Releases: naturalis/barcode-constrained-phylogeny
Releases · naturalis/barcode-constrained-phylogeny
v1.2.0
v1.0.0 - Monkeys
This release is the first end-to-end implementation of the pipeline. It is made available here for reference purposes but most not be used in production settings. It has at least the following issues:
- BIN representatives are selected by their total length. This means that sequences that span multiple markers 'win', even if they have missing data within the focal marker. Instead, the longest complete sequence within the marker should be selected. The same is true for the clade-level exemplars.
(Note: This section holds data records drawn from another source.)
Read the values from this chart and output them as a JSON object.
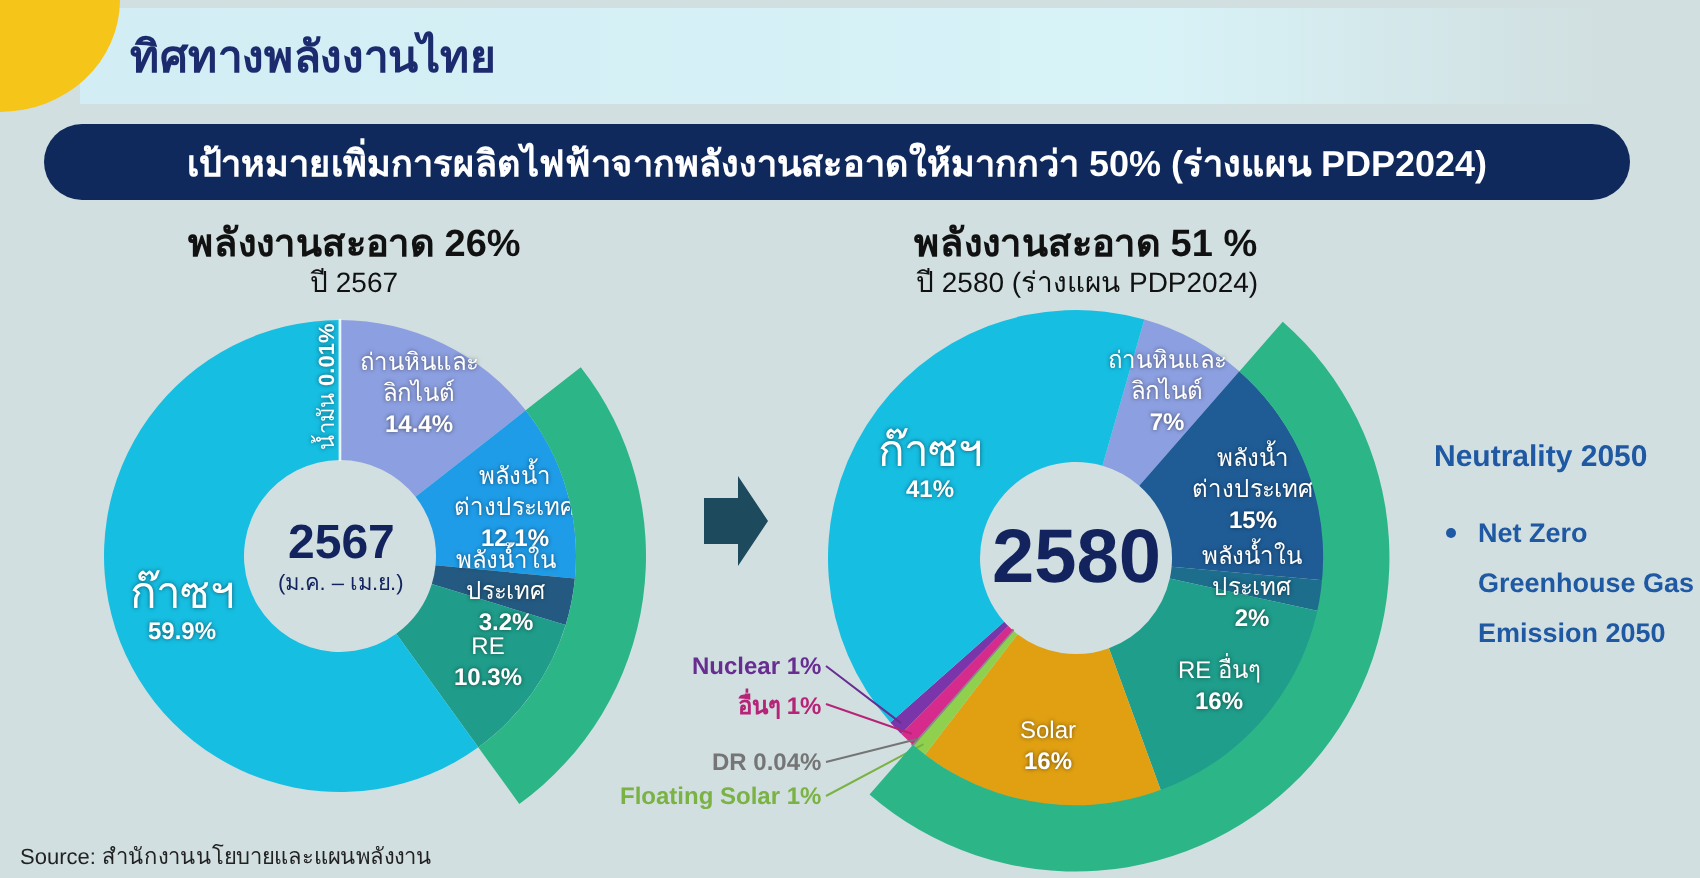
{
  "chart_data": [
    {
      "type": "other",
      "title": "ทิศทางพลังงานไทย",
      "subtitle": "เป้าหมายเพิ่มการผลิตไฟฟ้าจากพลังงานสะอาดให้มากกว่า 50% (ร่างแผน PDP2024)",
      "annotations": [
        "Source: สำนักงานนโยบายและแผนพลังงาน"
      ]
    },
    {
      "type": "donut",
      "title": "พลังงานสะอาด 26%",
      "subtitle": "ปี 2567",
      "categories": [
        "ถ่านหินและ\nลิกไนต์",
        "พลังน้ำ\nต่างประเทศ",
        "พลังน้ำใน\nประเทศ",
        "RE",
        "ก๊าซฯ",
        "น้ำมัน"
      ],
      "values": [
        14.4,
        12.1,
        3.2,
        10.3,
        59.9,
        0.01
      ],
      "value_labels": [
        "14.4%",
        "12.1%",
        "3.2%",
        "10.3%",
        "59.9%",
        "0.01%"
      ],
      "colors": [
        "#8c9fe0",
        "#1f9ce8",
        "#245a82",
        "#1f9d8a",
        "#16bee2",
        "#eaf6fa"
      ],
      "annotations": [
        "2567",
        "(ม.ค. – เม.ย.)"
      ]
    },
    {
      "type": "donut",
      "title": "พลังงานสะอาด 51 %",
      "subtitle": "ปี 2580 (ร่างแผน PDP2024)",
      "categories": [
        "ถ่านหินและ\nลิกไนต์",
        "พลังน้ำ\nต่างประเทศ",
        "พลังน้ำใน\nประเทศ",
        "RE อื่นๆ",
        "Solar",
        "Floating Solar",
        "DR",
        "อื่นๆ",
        "Nuclear",
        "ก๊าซฯ"
      ],
      "values": [
        7,
        15,
        2,
        16,
        16,
        1,
        0.04,
        1,
        1,
        41
      ],
      "value_labels": [
        "7%",
        "15%",
        "2%",
        "16%",
        "16%",
        "1%",
        "0.04%",
        "1%",
        "1%",
        "41%"
      ],
      "colors": [
        "#8c9fe0",
        "#1f5c96",
        "#1d6d8d",
        "#1f9e8c",
        "#e0a012",
        "#8fd14f",
        "#8a8a8a",
        "#d62a8c",
        "#7a35aa",
        "#16bee2"
      ],
      "annotations": [
        "2580"
      ]
    },
    {
      "type": "other",
      "annotations": [
        "Neutrality 2050",
        "Net Zero\nGreenhouse Gas\nEmission 2050"
      ]
    }
  ]
}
- When clade-level outgroups are selected that end up being placed inside the ingroup, raxml-ng fails to root the resulting tree. Possibly this can be addressed with the
reroot_backbone.py
script, but perhaps the whole business can be avoided by doing phylogenetic placement followed by branch length optimization, as per this issue. - We currently select the 'shallowest' exemplars, but this seems to produce suboptimal branch lengths as this leads to most of the backbone changes leading to the clade being placed as symplesiomorphies, i.e. a long basal branch. Subsequently grafting the clade on top of that leads to 'tall' clades. Maybe use 'tallest' exemplars instead? Or 'most average'? More discussion in this issue.
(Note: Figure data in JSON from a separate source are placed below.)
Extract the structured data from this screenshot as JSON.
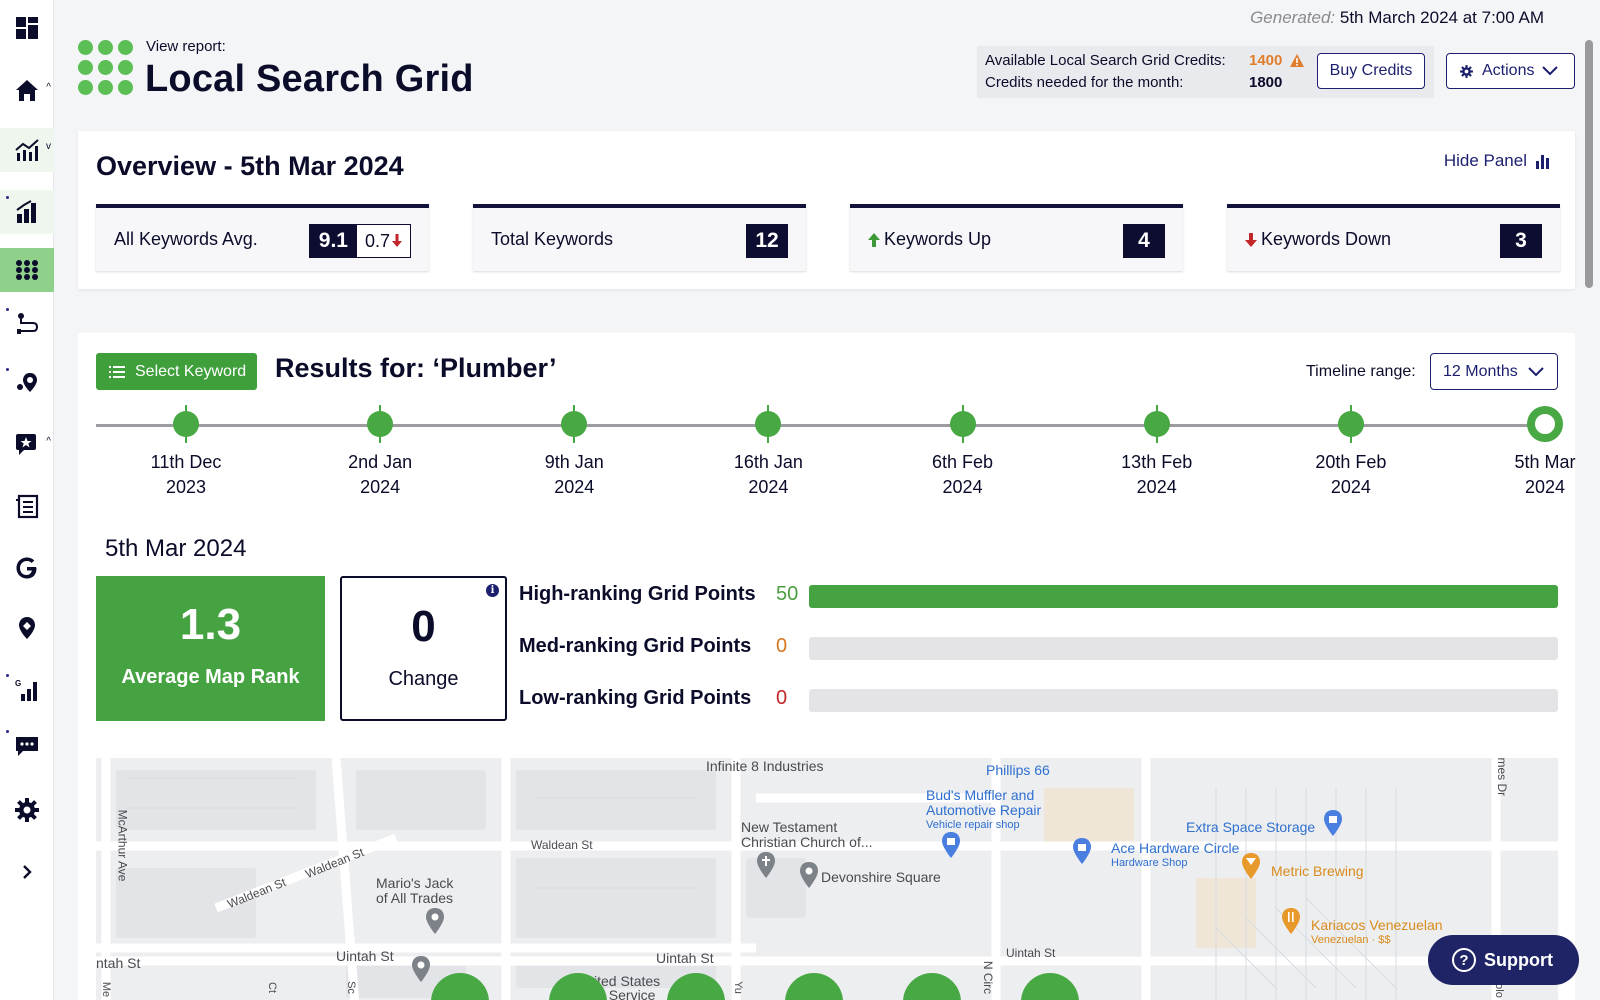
{
  "sidebar": {
    "items": [
      {
        "icon": "dashboard-icon"
      },
      {
        "icon": "home-icon"
      },
      {
        "icon": "analytics-icon"
      },
      {
        "icon": "bar-chart-icon"
      },
      {
        "icon": "grid-icon"
      },
      {
        "icon": "route-icon"
      },
      {
        "icon": "location-pin-icon"
      },
      {
        "icon": "star-review-icon"
      },
      {
        "icon": "document-list-icon"
      },
      {
        "icon": "google-icon"
      },
      {
        "icon": "map-marker-icon"
      },
      {
        "icon": "google-rank-icon"
      },
      {
        "icon": "chat-icon"
      },
      {
        "icon": "settings-icon"
      },
      {
        "icon": "chevron-right-icon"
      }
    ]
  },
  "header": {
    "generated_label": "Generated:",
    "generated_value": "5th March 2024 at 7:00 AM",
    "view_report": "View report:",
    "title": "Local Search Grid",
    "credits_available_label": "Available Local Search Grid Credits:",
    "credits_available_value": "1400",
    "credits_needed_label": "Credits needed for the month:",
    "credits_needed_value": "1800",
    "buy_credits": "Buy Credits",
    "actions": "Actions"
  },
  "overview": {
    "title": "Overview - 5th Mar 2024",
    "hide_panel": "Hide Panel",
    "stats": {
      "avg_label": "All Keywords Avg.",
      "avg_value": "9.1",
      "avg_change": "0.7",
      "total_label": "Total Keywords",
      "total_value": "12",
      "up_label": "Keywords Up",
      "up_value": "4",
      "down_label": "Keywords Down",
      "down_value": "3"
    }
  },
  "results": {
    "select_keyword": "Select Keyword",
    "title": "Results for: ‘Plumber’",
    "timeline_label": "Timeline range:",
    "timeline_value": "12 Months",
    "timeline": [
      {
        "line1": "11th Dec",
        "line2": "2023"
      },
      {
        "line1": "2nd Jan",
        "line2": "2024"
      },
      {
        "line1": "9th Jan",
        "line2": "2024"
      },
      {
        "line1": "16th Jan",
        "line2": "2024"
      },
      {
        "line1": "6th Feb",
        "line2": "2024"
      },
      {
        "line1": "13th Feb",
        "line2": "2024"
      },
      {
        "line1": "20th Feb",
        "line2": "2024"
      },
      {
        "line1": "5th Mar",
        "line2": "2024"
      }
    ],
    "selected_date": "5th Mar 2024",
    "avg_map_rank_value": "1.3",
    "avg_map_rank_label": "Average Map Rank",
    "change_value": "0",
    "change_label": "Change",
    "grid_points": [
      {
        "label": "High-ranking Grid Points",
        "count": "50",
        "fraction": 1.0,
        "color": "#4a9e3f"
      },
      {
        "label": "Med-ranking Grid Points",
        "count": "0",
        "fraction": 0,
        "color": "#d4761f"
      },
      {
        "label": "Low-ranking Grid Points",
        "count": "0",
        "fraction": 0,
        "color": "#c0262a"
      }
    ]
  },
  "map": {
    "labels": {
      "infinite": "Infinite 8 Industries",
      "phillips": "Phillips 66",
      "buds1": "Bud's Muffler and",
      "buds2": "Automotive Repair",
      "buds3": "Vehicle repair shop",
      "extra_space": "Extra Space Storage",
      "ace1": "Ace Hardware Circle",
      "ace2": "Hardware Shop",
      "metric": "Metric Brewing",
      "kariacos1": "Kariacos Venezuelan",
      "kariacos2": "Venezuelan · $$",
      "new_testament1": "New Testament",
      "new_testament2": "Christian Church of...",
      "devonshire": "Devonshire Square",
      "waldean_st1": "Waldean St",
      "waldean_st2": "Waldean St",
      "waldean_st3": "Waldean St",
      "marios1": "Mario's Jack",
      "marios2": "of All Trades",
      "mcarthur": "McArthur Ave",
      "uintah1": "Uintah St",
      "uintah2": "Uintah St",
      "uintah3": "Uintah St",
      "uintah4": "ntah St",
      "united_states1": "ited States",
      "united_states2": "al Service",
      "n_circle": "N Circ",
      "james": "imes Dr",
      "ct": "Ct",
      "sc": "Sc",
      "yu": "Yu",
      "me": "Me",
      "olo": "olo"
    }
  },
  "support": "Support",
  "colors": {
    "brand_green": "#45a341",
    "navy": "#0c0d30",
    "warning_orange": "#e07d2c",
    "down_red": "#c0262a",
    "up_green": "#3e9a39"
  }
}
- The number of families that go into the pipeline needs to be specified ahead of time. Parallelization is based on this and it helps create the DAG. However, this means having to know things that only become knowable once the SQLite database is populated. Maybe
dynamic()
can be used? Maybescattergather.split
can be updated? - Logs are produced in large numbers in the parallelized steps. This is messy, so a subfolder for those steps would be better. Also, the logs are currently in an unparseable (at least, by pycharm) format, so the configuration of
logging
needs to be updated to conform to a more standard format. - There are no tests of any kind. It is supposedly possible to generate these after running the pipeline (this needs to be investigated). The presence of tests is a requirement for submission to WorkFlowHub.
- The final tree only has process IDs at its tip. It would be nice if these (and ideally also interior nodes) were annotated with taxon names, BIN numbers, and OpenTree taxon IDs.
- It should also be possible to filter on country instead of taxonomy, so that we can produce the area phylogeny (e.g. of The Netherlands).